The coexistence of COPD and CAD is detrimental and associated with a negative impact on the outcome of the affected individuals. Patients with undiagnosed COPD who undergo PCI have higher morbidity and mortality,12,13 and cardiovascular comorbidity increases the burden of patients with COPD as more than a quarter of patients with COPD die of cardiovascular disease.14,30 Moreover, patients admitted for COPD exacerbation were found to have a high troponin level in the absence of acute coronary symptoms and a subsequent coronary angiography showed significant coronary stenosis.31 A recent extended follow-up study on patients with CAD showed persistent increase of cardiovascular mortality in patients with coexisting COPD.32 Additionally, when treating patients who are diagnosed with both COPD and CAD, the long-term use of beta-2 agonists is considered a safe practice,33 and the use of cardio-selective beta-blockers in CAD may even lower the mortality of patients with COPD. Lastly, statins – commonly used in patients with CAD – may be helpful in treating coexisting COPD.34
In this study, there was a trend toward increased prevalence of COPD in patients who were referred for CABG compared with those who had PCI or medical therapy, but the difference was not statistically significant. Similarly, there was no increase in prevalence with increasing number of diseased coronary vessels. These findings may be partially explained by the lack of power in this study to detect the differences as well as by the notion that choice of therapy may be influenced by other factors beside the severity and complexity of the coronary disease. Moreover, the sole use of the number of vessels to stratify the severity of CAD has limitations,35 and a more comprehensive angiographic scoring system has been developed to better define the severity and prognosis of coronary atherosclerosis.36,37
This study had number of limitations that merit consideration. The study sample was recruited from a single referral center in Jordan, and women were not included in the analysis. Women represented <5% of smokers who had coronary angiography, and national data in Jordan showed that whereas one in two adult men smoke cigarettes, only 5% of women were regular smokers. This may limit the generalization of the results to the general population in Jordan and to other countries in the region.

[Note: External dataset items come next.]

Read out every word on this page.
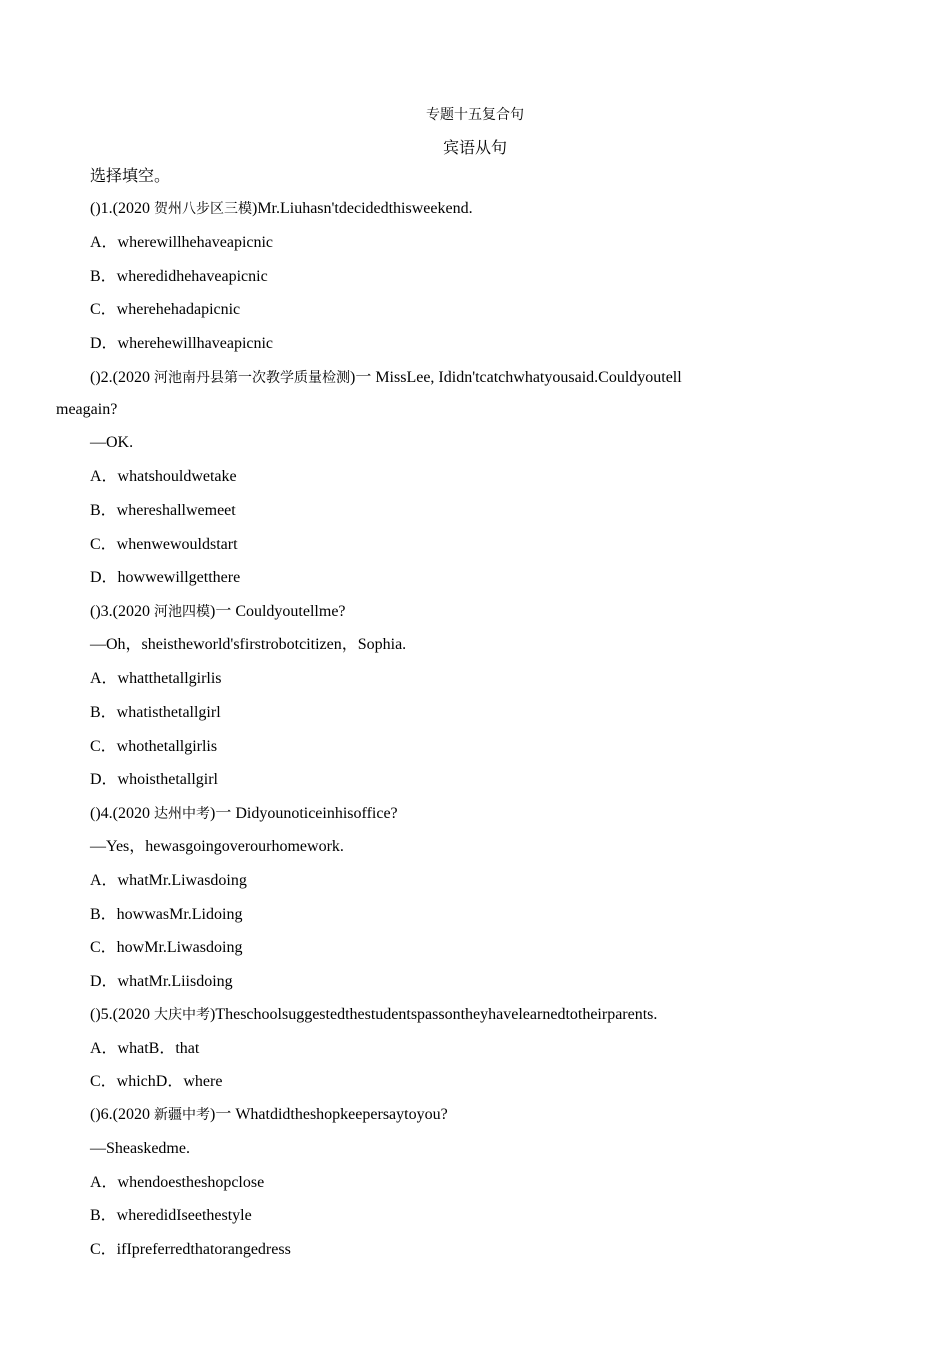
专题十五复合句
宾语从句
选择填空。
()1.(2020 贺州八步区三模)Mr.Liuhasn'tdecidedthisweekend.
A．wherewillhehaveapicnic
B．wheredidhehaveapicnic
C．wherehehadapicnic
D．wherehewillhaveapicnic
()2.(2020 河池南丹县第一次教学质量检测)一 MissLee, Ididn'tcatchwhatyousaid.Couldyoutell
meagain?
—OK.
A．whatshouldwetake
B．whereshallwemeet
C．whenwewouldstart
D．howwewillgetthere
()3.(2020 河池四模)一 Couldyoutellme?
—Oh，sheistheworld'sfirstrobotcitizen，Sophia.
A．whatthetallgirlis
B．whatisthetallgirl
C．whothetallgirlis
D．whoisthetallgirl
()4.(2020 达州中考)一 Didyounoticeinhisoffice?
—Yes，hewasgoingoverourhomework.
A．whatMr.Liwasdoing
B．howwasMr.Lidoing
C．howMr.Liwasdoing
D．whatMr.Liisdoing
()5.(2020 大庆中考)Theschoolsuggestedthestudentspassontheyhavelearnedtotheirparents.
A．whatB．that
C．whichD．where
()6.(2020 新疆中考)一 Whatdidtheshopkeepersaytoyou?
—Sheaskedme.
A．whendoestheshopclose
B．wheredidIseethestyle
C．ifIpreferredthatorangedress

Furthermore, the study excluded patients with CAD and a smoking history of less than 10 pack-years and this may have resulted in an overestimation of the prevalence of COPD. In contrast, the study did not include patients with acute myocardial infarction and patients who were too ill to carry out spirometry, which may have resulted in a lower prevalence of COPD. Finally, the study was cross-sectional in nature and, therefore, was not intended to identify the impact of this strong association on short- and long-term morbidity and mortality of patients with CAD. Further multicenter and longitudinal studies using a robust scoring system of the severity of CAD are needed to address the impact of airflow limitation and COPD on the outcomes of patients with CAD in developing countries.
There was a high prevalence of COPD among male patients with CAD and most were underdiagnosed despite having respiratory symptoms. Smoking men with CAD and respiratory symptoms should be evaluated for airflow limitation and the presence of COPD.
The authors thank Mr Bryan Simmons for proofreading the manuscript.
The authors report no conflicts of interest in this work.